修羅と荊の道を行け
「あら、千尋?何してるの?」

お母さんの声がドアの向こうから聞こえた。

え!浪川くんいるの?今の会話聞かれた?あーーーー、穴があったら入りたい!

「あはは、五百蔵の告白、全部聞かれたな」

万里くんが笑っているけど、笑い事じゃない。

どうしよう、浪川くん顔が見れない。

ドアが開いて、お母さんがお布団を持ってきてくれた。

「千尋と咲耶ちゃんはここで寝なさい。

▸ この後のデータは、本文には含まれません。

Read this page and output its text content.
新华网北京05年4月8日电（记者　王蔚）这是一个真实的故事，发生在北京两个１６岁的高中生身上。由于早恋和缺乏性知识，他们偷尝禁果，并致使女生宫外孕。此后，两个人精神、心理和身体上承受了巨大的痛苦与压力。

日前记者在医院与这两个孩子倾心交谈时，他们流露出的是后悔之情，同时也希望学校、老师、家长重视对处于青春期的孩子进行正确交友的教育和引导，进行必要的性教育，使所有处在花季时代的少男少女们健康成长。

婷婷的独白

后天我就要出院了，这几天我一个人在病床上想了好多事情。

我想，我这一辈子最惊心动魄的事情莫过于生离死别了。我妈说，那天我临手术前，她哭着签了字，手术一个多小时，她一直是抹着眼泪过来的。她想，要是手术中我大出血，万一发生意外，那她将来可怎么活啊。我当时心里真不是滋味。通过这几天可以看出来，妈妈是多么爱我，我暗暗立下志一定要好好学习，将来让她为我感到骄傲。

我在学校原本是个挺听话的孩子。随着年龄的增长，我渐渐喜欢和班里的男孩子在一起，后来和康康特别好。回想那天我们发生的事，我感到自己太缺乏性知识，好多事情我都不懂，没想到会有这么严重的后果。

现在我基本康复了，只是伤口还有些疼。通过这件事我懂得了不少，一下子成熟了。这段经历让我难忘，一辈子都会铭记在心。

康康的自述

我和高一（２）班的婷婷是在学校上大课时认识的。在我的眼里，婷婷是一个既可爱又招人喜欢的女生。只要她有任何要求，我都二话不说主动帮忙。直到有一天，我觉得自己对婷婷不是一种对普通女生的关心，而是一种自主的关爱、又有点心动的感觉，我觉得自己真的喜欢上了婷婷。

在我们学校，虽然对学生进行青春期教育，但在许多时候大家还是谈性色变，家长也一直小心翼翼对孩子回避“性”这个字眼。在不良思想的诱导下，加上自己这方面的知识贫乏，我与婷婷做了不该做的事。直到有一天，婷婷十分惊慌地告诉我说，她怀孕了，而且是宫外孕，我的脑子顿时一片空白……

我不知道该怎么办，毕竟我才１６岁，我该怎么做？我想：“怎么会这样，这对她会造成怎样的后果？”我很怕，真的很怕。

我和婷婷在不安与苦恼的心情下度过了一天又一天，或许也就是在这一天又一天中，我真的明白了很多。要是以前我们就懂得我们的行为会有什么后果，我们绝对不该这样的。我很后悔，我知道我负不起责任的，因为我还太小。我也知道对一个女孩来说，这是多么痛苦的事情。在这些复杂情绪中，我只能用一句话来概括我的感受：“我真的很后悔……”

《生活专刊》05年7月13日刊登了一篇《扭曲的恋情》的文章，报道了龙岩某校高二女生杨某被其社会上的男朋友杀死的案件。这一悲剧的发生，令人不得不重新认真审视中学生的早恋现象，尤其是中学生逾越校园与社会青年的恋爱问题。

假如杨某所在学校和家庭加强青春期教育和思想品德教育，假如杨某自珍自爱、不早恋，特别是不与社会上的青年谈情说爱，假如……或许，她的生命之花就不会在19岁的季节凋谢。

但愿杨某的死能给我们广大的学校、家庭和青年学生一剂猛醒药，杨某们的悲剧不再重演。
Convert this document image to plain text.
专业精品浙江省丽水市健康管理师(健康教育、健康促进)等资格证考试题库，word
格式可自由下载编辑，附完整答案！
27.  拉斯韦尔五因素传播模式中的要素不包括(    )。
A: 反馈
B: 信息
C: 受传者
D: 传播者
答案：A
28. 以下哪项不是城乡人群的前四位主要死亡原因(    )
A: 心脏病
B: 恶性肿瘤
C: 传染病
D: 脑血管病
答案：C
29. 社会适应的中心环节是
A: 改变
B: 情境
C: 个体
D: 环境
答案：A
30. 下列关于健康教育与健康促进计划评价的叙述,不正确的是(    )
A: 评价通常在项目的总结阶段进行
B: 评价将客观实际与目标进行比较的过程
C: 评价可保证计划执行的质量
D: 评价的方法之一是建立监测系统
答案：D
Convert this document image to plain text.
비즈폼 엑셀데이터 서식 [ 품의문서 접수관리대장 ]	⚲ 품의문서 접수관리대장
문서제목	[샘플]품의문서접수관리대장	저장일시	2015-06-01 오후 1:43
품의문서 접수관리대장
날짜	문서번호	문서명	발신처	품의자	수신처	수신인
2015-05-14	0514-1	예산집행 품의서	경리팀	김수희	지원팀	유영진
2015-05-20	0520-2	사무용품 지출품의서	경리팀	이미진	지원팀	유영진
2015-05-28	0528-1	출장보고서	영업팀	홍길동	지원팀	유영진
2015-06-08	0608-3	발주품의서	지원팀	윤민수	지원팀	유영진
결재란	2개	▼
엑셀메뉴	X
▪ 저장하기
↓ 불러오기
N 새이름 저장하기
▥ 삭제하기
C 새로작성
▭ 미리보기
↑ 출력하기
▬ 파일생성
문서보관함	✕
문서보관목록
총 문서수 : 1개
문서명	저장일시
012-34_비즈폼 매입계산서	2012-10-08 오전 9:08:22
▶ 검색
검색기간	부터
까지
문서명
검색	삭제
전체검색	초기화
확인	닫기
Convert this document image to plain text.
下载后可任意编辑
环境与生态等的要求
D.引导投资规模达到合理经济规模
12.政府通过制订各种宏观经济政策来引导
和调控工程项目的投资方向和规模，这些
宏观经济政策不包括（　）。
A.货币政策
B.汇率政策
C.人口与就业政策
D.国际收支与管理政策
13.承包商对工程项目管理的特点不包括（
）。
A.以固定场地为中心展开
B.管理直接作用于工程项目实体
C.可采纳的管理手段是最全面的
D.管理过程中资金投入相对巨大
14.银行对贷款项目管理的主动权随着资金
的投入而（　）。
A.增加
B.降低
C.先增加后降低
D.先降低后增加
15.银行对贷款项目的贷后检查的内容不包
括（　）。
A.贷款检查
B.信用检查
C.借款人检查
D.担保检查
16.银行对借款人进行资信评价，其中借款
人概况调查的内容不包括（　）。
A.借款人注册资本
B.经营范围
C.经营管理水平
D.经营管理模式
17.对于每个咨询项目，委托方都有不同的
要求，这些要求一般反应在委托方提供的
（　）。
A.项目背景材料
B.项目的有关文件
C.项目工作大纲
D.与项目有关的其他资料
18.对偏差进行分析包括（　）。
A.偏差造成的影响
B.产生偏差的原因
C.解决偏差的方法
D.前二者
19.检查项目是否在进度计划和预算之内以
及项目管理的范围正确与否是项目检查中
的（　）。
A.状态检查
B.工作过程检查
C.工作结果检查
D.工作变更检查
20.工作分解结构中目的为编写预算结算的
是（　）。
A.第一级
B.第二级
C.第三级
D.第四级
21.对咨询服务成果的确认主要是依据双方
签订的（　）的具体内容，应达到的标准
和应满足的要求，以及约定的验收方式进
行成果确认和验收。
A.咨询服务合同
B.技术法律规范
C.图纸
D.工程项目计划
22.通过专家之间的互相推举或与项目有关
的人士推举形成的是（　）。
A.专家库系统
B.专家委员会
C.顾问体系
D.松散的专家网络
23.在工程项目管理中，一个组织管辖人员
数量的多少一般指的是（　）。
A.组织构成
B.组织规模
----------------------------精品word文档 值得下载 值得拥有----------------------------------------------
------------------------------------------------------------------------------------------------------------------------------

万里は客間に行きなさいね」

「はいはい。」

万里くんが部屋を出て行ってしまって、浪川くんと二人きりになってしまった。

せめてもう少し、万里くんにいてもらいたかった。

お布団を整えながら、なんとも言えない気まずさが漂っている。

「えっと…」

「何となく、万里兄ちゃんは咲耶のことが好きなんだろうなって思ってたけど、告白するとは思わなかった」

「うん…」

浪川くんはこっちをみないで話をはじめた。

「オレはずっと不安なことがあった。オレは咲耶より年下だ。実際ガキだし、咲耶が蓮聖みたいなガキといるのを見ても嫉妬するし、独り占めしたくなる。重いって思われるかもしれない。オレも同い年だったら兄ちゃんみたいに大人な告白も態度も取れるのかなって思いもした。でも現実はオレは年下のままだし…咲耶にはオレよりも同い年とか年上の男が相応しいかなって」

後は聞いていられなかった。浪川くんに衝動的に抱きついた。

「私は浪川くんじゃなきゃ駄目なの。浪川くんしか触れない。初対面で掌底
をかました私を諦めないでくれた浪川千尋くんじゃないとダメなの」

息を継ぐ暇もないくらいに一気に伝えた。浪川くんじゃなかったら、恋人のいる幸せを知らずにこのまま生きていただろう。自分以外の肌の暖かさの心地よさも好きな人に一喜一憂する楽しさも知らなかった。

これからも心動かすのはこの人だけだ。